In a report Goldman Sachs released last week, based on the metrics it tracks, the size of Strategy’s (MSTR.US) bearish short exposure is equivalent to 14% of its then $34 billion market cap, making it the stock with the highest shorting ratio in that report. In the same period, the crypto exchange Coinbase (COIN.US) ranked fourth with an 11% short interest ratio. The report tracked short-position dynamics for stocks with market caps above $25 billion.

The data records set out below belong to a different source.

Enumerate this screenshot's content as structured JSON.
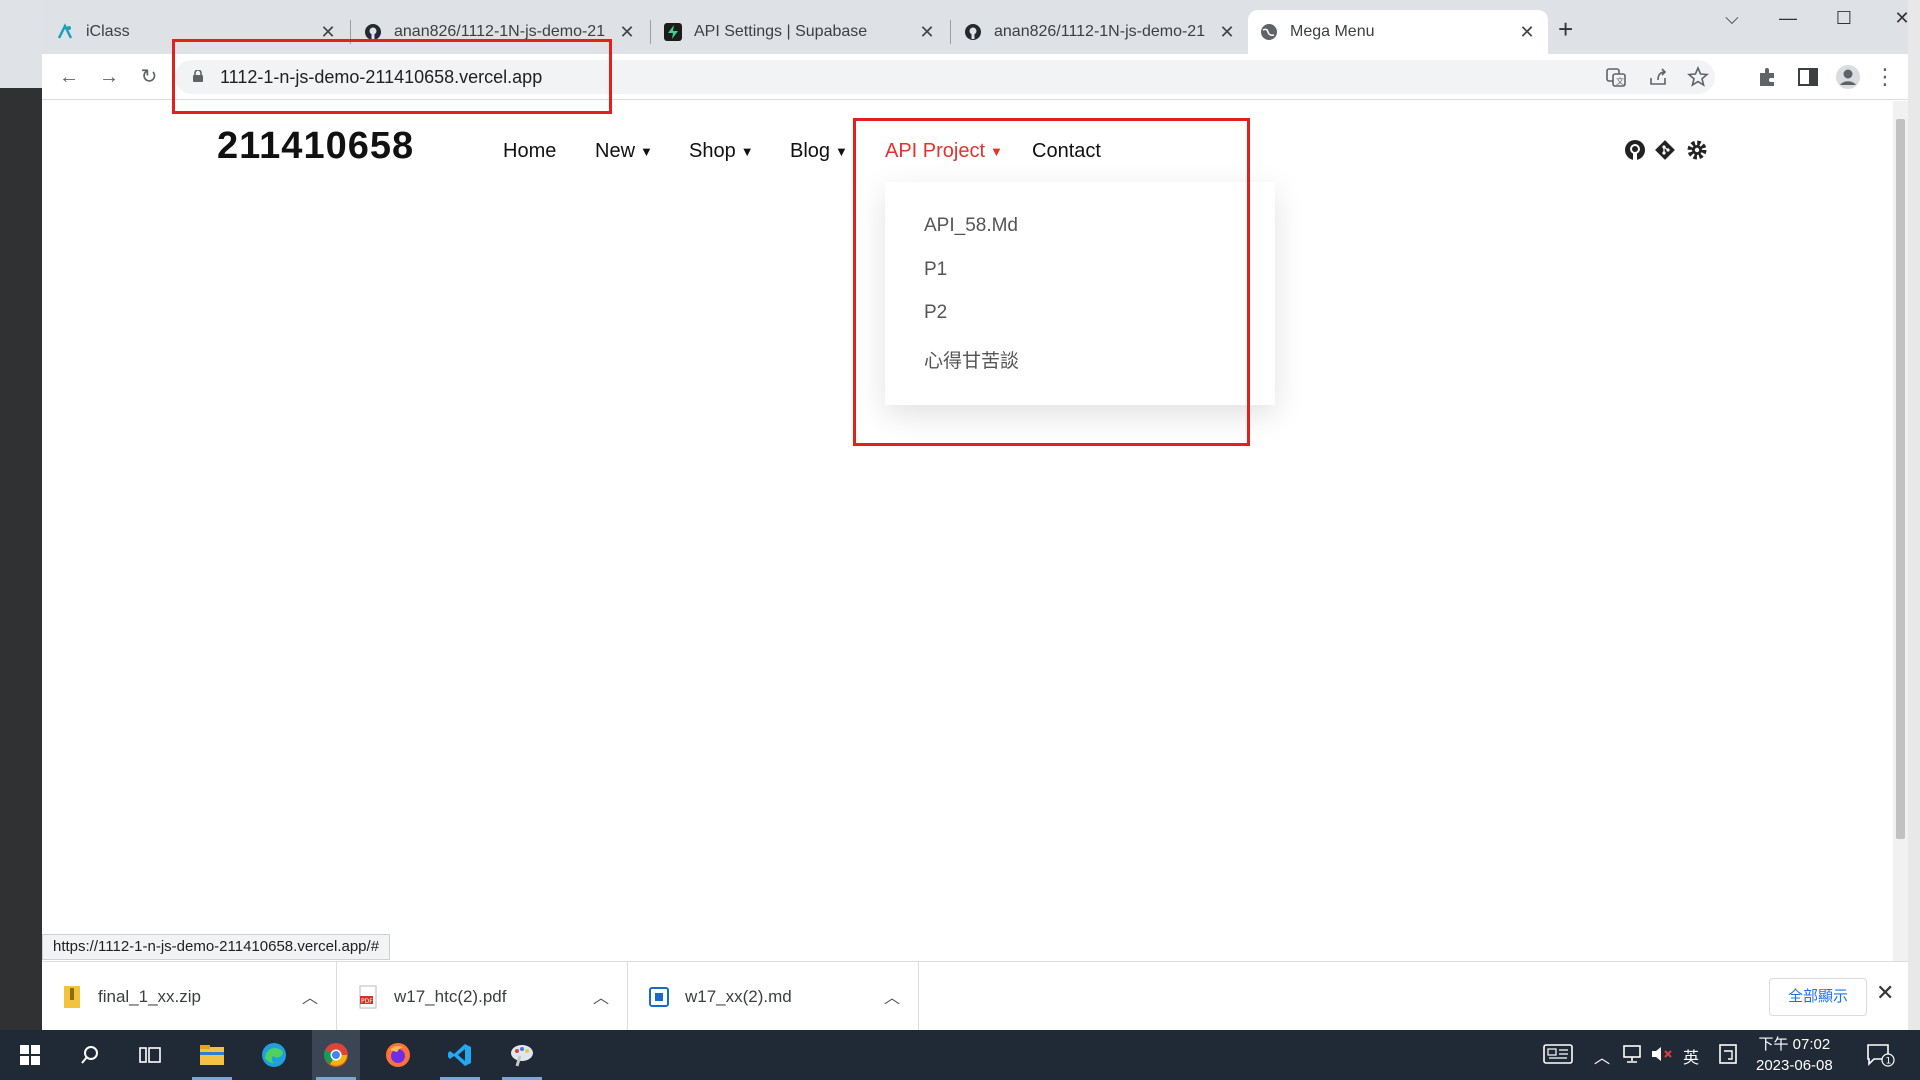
{
  "browser": {
    "tabs": [
      {
        "title": "iClass",
        "icon": "iclass-icon"
      },
      {
        "title": "anan826/1112-1N-js-demo-21",
        "icon": "github-icon"
      },
      {
        "title": "API Settings | Supabase",
        "icon": "supabase-icon"
      },
      {
        "title": "anan826/1112-1N-js-demo-21",
        "icon": "github-icon"
      },
      {
        "title": "Mega Menu",
        "icon": "globe-icon",
        "active": true
      }
    ],
    "address": "1112-1-n-js-demo-211410658.vercel.app",
    "status_url": "https://1112-1-n-js-demo-211410658.vercel.app/#"
  },
  "site": {
    "brand": "211410658",
    "nav": [
      {
        "label": "Home",
        "has_dropdown": false
      },
      {
        "label": "New",
        "has_dropdown": true
      },
      {
        "label": "Shop",
        "has_dropdown": true
      },
      {
        "label": "Blog",
        "has_dropdown": true
      },
      {
        "label": "API Project",
        "has_dropdown": true,
        "active": true
      },
      {
        "label": "Contact",
        "has_dropdown": false
      }
    ],
    "dropdown_items": [
      "API_58.Md",
      "P1",
      "P2",
      "心得甘苦談"
    ],
    "accent_color": "#e4322d",
    "highlight_color": "#e0211d"
  },
  "downloads": {
    "items": [
      {
        "name": "final_1_xx.zip",
        "type": "zip"
      },
      {
        "name": "w17_htc(2).pdf",
        "type": "pdf"
      },
      {
        "name": "w17_xx(2).md",
        "type": "md"
      }
    ],
    "show_all": "全部顯示"
  },
  "taskbar": {
    "ime": "英",
    "time": "下午 07:02",
    "date": "2023-06-08",
    "notifications": "1"
  }
}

This shorting trend is occurring against the backdrop of Strategy’s Bitcoin holdings showing approximately $7 billion in unrealized losses. Since 2020, when the company added Bitcoin to its balance sheet, it has cumulatively held 717,722 Bitcoins, currently valued at about $47 billion. As of the time of this publication, its market cap is about $44.52 billion, even though the stock price has fallen by a cumulative 12% so far this year. Meanwhile, after Bitcoin hit a peak of $126,080 per coin on October 6, the trading price as of the time of this publication is $66,653.26 per coin.
According to reports, analysts attribute the increase in short positions to a basis trading strategy—one that profits by capturing the price spread between two correlated markets. In practice, traders can simultaneously buy a Bitcoin spot ETF (such as BlackRock’s IBIT) and short Strategy stock, allowing them to arbitrage when the premium of Strategy relative to its Bitcoin holdings narrows. If paired with offsetting futures contracts, they can additionally earn funding-rate income while maintaining a market-neutral position.
Brian Brookshire, an expert at a Bitcoin treasury company, said: “I suspect that the large short positions still largely stem from the MSTR/BTC basis trade. In particular, the top market maker Jane Street has recently clearly built an unusually large IBIT position.”
According to the latest filed 13F institutional holdings documents, Jane Street has purchased more than 7 million shares of BlackRock’s iShares Bitcoin Trust (IBIT), and at the same time held a large Strategy stock position.
Of note, on February 25, Anchorage Digital co-founder and CEO Nathan McCauley disclosed that the digital bank allocates Strategy’s perpetual preferred stock STRC (STRC.US) in its balance sheet.